A family of five, including two adult women, one adult man, and two young girls, smiling and hugging outdoors in a sunny park with green trees in the background.

My Story

I'm a mom to three teenage daughters, partner to my wonderful husband, and a lifelong Chilliwack resident. This place, this traditional and unceded Sto:lo land, has shaped who I am as a mother, an advocate, and a person. I didn't always appreciate it growing up here, but I'm grateful every day to raise my family in this community and to teach my girls to love the river as much as I do.

Where It Began

Before I became a mother, I watched mine navigate systems that weren't built for people like us. As a single mom of four, she walked into meetings outnumbered and underestimated. But she owned every room, not because she was loud, but because she was prepared and refused to back down when it mattered.

I lost her to cancer when I was still a young mom myself. The grief hasn't lessened, but I know who I am because of her. She taught me that every child deserves someone willing to show up, even when it's hard.

Learning What Love Requires

When I was a teenager, my sister Maggy came to live with us through the CLBC Home Share program. She had Down Syndrome and had lost her biological parents. She quickly became part of us, and we all adored her. Even when us teens wouldn't talk to each other, we'd each still kiss her goodnight. She grounded and united us. She was loved. She truly belonged with us.

Maggy taught me what it means to protect someone, to speak up for someone others don't know how to listen to, and to insist that dignity and belonging aren't negotiable.

My Daughters, My Why

Becoming a mother was something I always knew I was meant to be. Even in the hard times, through the tears and alongside the immense joy, I've been thankful to be shaped and stretched by being Mom to my three girls. They drive me nuts sometimes, but they are the best thing to ever happen to me.

In 2011, my husband and I brought our second daughter Sofie home from Bulgaria. She has Down Syndrome just like her Aunt Maggy, but unlike Maggy she had spent the first three and a half years of her life alone in an orphanage where children survived but didn't live. She came home shockingly tiny. She had never eaten solid food, never touched grass and had learned not to cry because no one would come.

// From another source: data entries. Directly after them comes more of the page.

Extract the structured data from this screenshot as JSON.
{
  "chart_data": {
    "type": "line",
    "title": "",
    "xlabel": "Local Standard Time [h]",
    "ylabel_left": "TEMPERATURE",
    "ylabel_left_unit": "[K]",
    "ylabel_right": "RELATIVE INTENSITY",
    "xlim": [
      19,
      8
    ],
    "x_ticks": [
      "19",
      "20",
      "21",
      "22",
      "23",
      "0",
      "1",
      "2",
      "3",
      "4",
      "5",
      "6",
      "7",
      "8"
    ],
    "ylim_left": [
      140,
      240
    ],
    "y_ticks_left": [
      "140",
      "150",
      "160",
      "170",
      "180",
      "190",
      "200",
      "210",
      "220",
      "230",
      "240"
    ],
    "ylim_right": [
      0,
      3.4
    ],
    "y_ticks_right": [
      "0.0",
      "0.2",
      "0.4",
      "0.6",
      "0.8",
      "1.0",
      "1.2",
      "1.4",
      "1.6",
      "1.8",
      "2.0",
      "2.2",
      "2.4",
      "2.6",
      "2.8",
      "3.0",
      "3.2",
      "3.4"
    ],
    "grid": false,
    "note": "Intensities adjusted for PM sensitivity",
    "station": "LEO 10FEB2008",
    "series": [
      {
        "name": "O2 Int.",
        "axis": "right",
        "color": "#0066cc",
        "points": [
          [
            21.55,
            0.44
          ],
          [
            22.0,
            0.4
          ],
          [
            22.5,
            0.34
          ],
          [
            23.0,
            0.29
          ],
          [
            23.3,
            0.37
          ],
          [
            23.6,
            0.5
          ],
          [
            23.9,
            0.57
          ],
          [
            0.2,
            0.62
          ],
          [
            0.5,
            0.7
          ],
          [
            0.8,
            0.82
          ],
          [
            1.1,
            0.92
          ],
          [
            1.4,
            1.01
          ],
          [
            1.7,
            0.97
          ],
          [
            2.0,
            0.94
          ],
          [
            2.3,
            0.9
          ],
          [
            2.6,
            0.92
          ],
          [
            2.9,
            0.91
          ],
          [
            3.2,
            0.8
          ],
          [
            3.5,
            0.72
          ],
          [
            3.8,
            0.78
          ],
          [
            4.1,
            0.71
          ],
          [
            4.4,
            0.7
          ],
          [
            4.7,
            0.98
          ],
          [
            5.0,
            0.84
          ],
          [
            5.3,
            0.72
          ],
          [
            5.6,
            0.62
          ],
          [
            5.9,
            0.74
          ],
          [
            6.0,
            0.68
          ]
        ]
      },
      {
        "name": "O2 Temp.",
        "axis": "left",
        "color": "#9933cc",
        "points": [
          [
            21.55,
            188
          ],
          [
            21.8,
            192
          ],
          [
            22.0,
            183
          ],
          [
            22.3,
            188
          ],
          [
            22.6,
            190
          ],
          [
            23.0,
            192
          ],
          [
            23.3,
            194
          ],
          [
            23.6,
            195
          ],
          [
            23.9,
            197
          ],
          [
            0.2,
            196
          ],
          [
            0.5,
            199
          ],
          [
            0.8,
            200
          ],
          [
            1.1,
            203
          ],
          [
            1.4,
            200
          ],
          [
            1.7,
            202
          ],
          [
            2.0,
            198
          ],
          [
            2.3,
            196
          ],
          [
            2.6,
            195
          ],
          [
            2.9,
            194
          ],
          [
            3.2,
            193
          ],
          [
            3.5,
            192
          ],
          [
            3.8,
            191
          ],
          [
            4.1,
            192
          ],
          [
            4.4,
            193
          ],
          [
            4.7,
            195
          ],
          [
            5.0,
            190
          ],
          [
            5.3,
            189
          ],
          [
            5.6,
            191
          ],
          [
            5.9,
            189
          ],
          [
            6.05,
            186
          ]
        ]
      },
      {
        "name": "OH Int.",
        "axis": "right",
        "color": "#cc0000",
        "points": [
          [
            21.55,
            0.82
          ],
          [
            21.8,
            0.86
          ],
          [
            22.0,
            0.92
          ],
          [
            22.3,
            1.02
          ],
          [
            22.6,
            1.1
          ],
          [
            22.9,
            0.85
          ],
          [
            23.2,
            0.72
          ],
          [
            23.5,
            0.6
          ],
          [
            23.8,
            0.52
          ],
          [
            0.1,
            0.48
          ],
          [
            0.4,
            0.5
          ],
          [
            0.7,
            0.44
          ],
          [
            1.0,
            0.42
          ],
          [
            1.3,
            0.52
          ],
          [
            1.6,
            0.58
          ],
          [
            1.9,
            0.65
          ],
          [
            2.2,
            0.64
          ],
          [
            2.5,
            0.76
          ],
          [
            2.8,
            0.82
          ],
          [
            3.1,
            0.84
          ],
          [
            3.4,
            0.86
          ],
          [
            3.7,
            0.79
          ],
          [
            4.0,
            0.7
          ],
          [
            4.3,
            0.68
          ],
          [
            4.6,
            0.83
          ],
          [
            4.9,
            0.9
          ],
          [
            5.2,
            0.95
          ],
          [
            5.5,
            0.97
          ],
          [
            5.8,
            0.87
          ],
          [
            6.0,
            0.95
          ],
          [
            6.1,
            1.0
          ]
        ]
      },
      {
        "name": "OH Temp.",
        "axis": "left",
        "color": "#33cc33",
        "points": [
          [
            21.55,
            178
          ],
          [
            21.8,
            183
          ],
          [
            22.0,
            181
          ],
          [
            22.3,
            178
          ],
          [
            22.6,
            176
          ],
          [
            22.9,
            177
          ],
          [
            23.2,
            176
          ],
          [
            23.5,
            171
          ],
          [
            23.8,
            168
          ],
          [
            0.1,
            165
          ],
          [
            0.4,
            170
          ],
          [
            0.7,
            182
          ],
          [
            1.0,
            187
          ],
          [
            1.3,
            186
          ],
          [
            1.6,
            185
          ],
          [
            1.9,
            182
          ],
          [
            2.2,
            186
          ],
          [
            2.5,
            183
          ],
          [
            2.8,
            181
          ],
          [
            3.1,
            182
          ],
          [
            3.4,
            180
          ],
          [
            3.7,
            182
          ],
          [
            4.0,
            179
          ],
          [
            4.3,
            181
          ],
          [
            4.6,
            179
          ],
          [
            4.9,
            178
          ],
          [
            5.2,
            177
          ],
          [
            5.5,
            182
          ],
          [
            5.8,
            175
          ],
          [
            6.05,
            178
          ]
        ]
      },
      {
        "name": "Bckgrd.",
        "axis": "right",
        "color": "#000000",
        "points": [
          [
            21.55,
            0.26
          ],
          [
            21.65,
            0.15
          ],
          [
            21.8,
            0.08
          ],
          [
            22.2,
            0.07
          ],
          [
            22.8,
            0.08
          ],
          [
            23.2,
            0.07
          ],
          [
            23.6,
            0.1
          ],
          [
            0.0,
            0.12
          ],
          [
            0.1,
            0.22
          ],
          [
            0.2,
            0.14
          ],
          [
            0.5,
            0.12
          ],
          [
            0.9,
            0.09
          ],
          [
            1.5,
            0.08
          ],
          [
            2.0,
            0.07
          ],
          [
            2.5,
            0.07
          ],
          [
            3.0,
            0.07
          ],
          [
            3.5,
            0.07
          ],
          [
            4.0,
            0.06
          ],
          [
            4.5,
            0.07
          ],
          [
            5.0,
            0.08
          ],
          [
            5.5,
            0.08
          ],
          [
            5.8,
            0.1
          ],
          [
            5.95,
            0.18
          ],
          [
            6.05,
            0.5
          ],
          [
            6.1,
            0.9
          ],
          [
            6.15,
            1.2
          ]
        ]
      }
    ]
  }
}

I was already a voice for my sister, but my advocacy ramped up when I became Mom to Sofie. It started at my kitchen table, surrounded by medical reports and school documents, overwhelmed and scared I wasn't doing enough. Helping Sofie heal, watching her learn to trust, to laugh, and to thrive changed everything. Watching all three of my girls navigate the world, each with their own strengths and struggles, sharpened my purpose.

I've sat in meetings where my children's potential was quietly diminished, where compliance mattered more than the child in front of them. I've also seen what happens when parents refuse to accept less. Doors open, systems shift, kids thrive.

Why I Do This

I do this work because I'm a mother who has stood in broken systems and been told to settle. Because I've loved people whose dignity required someone to fight. And because every time a parent finds their voice, every time a child is truly seen, my mom's courage, Maggy's love, and my daughters' resilience live on.

This isn't just advocacy. It's grief, anger, and gratitude. It's personal, messy, and born from love that stretches across generations.

Five women embracing outdoors, smiling and laughing, with green foliage in the background.
A woman with curly dark hair and sunglasses on her head holds a young girl in a colorful dress, both cuddling outside near parked cars.
Two smiling women taking a close-up selfie together, outdoors with a background of sunlight filtering through trees.
A woman with curly hair is smiling and looking down at two young girls, one on each side, outdoors in a park.

My Core Beliefs

I didn't come to parent advocacy because I had it all figured out. I came here because I didn't.

I've sat in those uncomfortable meeting rooms with my heart racing, wondering how to say what mattered most without being labeled difficult. What I've learned is that parents don't need to be managed. They need to be heard.

You are not "too much." You are a parent doing your best in a system that was not built with every family in mind. And you do not have to do it alone.